Stream of Consciousness.

      The stream of consciousness novel marks an epoch in the history of the English novel. The phrase stream of consciousness, was first used by William James in his Principles of Psychology, in 1890, to denote the chaotic flow of impressions and sensations through the human consciousness. H.J. Muller describes the stream of consciousness novel as : “a withdrawal from external phenomena in the flickering half shades of the author’s private world.” The aim of the modern psychological novelist is to render the soul as “psyche” truthfully and realistically, and with this end in view he uses the stream of consciousness technique. Beach is of the opinion that: “Our consciousness, which is a small part of our soul, does not proceed logically or coherently, except for certain times and for certain periods under the pressure of some urgent practical need. The new writers are as much concerned as the old ones with the psyche as the focus of life experience. Only, with their modern conception of the psyche, they grow more and more impatient of the quaint little patterns into which the old psychological novelists had tried to force this protean creature, and their disposition to ignore all sorts of things that go to make up human personality. And the new writers have felt the need to break up by these conventional patterns.
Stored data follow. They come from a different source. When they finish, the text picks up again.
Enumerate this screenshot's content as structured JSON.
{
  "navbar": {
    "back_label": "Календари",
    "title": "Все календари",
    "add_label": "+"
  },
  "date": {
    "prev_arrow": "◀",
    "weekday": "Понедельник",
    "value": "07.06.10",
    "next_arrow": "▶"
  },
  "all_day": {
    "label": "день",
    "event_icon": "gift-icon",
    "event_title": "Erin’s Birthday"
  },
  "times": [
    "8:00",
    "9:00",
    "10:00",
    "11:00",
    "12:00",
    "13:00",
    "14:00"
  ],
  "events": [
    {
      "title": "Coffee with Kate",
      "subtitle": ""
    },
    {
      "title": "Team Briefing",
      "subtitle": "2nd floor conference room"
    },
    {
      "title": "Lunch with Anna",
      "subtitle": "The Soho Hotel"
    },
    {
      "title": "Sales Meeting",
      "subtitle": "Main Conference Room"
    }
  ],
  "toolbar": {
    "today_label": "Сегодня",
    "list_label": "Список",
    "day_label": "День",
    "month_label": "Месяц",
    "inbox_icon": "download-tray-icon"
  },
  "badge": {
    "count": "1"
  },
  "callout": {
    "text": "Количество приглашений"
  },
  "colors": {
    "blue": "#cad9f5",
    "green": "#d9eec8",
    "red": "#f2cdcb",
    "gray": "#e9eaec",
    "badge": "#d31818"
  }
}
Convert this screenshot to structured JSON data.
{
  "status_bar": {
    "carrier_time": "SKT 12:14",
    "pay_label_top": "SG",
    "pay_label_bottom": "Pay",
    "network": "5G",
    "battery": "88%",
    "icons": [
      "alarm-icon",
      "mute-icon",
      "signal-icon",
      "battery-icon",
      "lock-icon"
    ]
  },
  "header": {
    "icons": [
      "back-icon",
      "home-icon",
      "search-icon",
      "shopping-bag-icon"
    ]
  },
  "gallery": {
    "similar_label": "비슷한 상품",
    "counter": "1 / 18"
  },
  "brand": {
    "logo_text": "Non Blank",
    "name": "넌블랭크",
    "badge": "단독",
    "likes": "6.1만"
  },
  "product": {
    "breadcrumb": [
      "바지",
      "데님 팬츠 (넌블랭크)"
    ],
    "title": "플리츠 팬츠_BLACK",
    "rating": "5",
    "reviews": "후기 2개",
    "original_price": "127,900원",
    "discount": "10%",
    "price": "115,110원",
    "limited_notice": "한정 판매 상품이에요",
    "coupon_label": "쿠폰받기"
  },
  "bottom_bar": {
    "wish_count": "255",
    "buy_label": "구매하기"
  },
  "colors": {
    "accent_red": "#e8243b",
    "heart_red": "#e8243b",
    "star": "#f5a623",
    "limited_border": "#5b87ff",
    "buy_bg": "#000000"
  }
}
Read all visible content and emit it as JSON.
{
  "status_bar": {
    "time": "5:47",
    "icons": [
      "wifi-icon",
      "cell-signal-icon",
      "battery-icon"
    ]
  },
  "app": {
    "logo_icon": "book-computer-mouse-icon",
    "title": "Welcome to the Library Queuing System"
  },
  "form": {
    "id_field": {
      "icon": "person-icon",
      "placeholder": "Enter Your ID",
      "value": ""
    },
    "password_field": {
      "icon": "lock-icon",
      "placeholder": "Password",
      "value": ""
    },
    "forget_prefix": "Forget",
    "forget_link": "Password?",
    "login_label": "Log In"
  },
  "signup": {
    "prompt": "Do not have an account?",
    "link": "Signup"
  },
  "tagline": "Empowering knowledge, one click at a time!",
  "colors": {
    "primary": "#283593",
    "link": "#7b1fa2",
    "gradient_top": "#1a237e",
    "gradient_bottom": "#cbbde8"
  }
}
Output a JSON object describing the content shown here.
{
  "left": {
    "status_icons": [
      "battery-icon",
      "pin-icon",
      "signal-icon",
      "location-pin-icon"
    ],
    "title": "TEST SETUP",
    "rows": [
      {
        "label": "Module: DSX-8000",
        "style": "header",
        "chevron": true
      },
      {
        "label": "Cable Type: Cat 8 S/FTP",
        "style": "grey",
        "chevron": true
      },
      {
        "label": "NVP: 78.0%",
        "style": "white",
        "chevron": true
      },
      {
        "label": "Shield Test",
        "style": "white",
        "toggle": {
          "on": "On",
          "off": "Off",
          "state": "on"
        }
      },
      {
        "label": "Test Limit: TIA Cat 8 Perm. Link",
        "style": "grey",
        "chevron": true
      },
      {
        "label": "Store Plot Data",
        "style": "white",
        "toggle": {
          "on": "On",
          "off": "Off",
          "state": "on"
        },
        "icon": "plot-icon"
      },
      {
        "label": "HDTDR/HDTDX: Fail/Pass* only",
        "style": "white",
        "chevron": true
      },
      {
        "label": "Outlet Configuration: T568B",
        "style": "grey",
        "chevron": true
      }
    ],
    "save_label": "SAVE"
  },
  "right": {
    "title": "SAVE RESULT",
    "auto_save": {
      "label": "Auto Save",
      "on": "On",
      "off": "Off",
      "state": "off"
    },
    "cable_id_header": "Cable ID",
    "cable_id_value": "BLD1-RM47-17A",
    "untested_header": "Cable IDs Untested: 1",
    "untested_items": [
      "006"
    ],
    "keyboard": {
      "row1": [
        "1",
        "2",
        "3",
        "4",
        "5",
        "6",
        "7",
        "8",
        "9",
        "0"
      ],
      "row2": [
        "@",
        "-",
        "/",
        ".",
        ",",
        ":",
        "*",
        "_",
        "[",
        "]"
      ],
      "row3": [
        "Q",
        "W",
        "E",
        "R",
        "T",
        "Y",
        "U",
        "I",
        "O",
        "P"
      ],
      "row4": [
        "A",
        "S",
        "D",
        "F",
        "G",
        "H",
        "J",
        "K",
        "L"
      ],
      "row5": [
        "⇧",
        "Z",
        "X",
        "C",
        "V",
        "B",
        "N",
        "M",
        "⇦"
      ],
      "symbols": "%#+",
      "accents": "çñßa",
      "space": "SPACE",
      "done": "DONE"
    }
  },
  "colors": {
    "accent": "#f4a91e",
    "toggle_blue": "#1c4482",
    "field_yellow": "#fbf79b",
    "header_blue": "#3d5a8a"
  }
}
They have wanted new technical devices, new procedures, for rendering the psyche.” In Lawrence’s novels both the traditional and new elements are to be seen and gradually the emphasis shifts from the traditional to the new.

Law of Polarity.

      Happiness according to Lawrence can be achieved through polarisation of two characters who come in contact with each other. Domination and possessiveness should be shed off to create a harmonious togetherness of the two. In order to establish a successful relationship, the divine otherness of the other has to be respected. The identity of a partner would be lost if he or she is over dominated by his or her other partner. This may result in the poisoning of the mutual relationship and it becomes difficult to save such a relationship from total destruction. Lawrence himself describes it thus: “where conflict is transcended, a state of still tension, life-sustaining, life-creating, forbidding forever the merging of opposites, maintaining both in a state of mutual complementary balance.”

His Style.

      Lawrence is generally vigorous and forceful in his style which is well suited to his purpose. He indulges in scathing satirical flashes in tirades against women. He uses the style of a poet - poetic similes and metaphors arc in much abundance in his novels and some of them are quite new and startling. When he is unable to express himself with his vast reservoir of language, he extensively uses suggestive symbols which are “rich with over-tones of feelings” and hidden correspondences of thought. In The Trespasser, the description of the sunny, salty landscape in the Isle of light is fascinatingly poetical. Aaron's Rod vividly portrays pictures of life in Florence and Sicily. In Sons and Lovers, Lawrence faithfully indulges in a description of the mining activity in the village of Bestwood. Lawrence also successfully handles the coarse dialect of the mining community.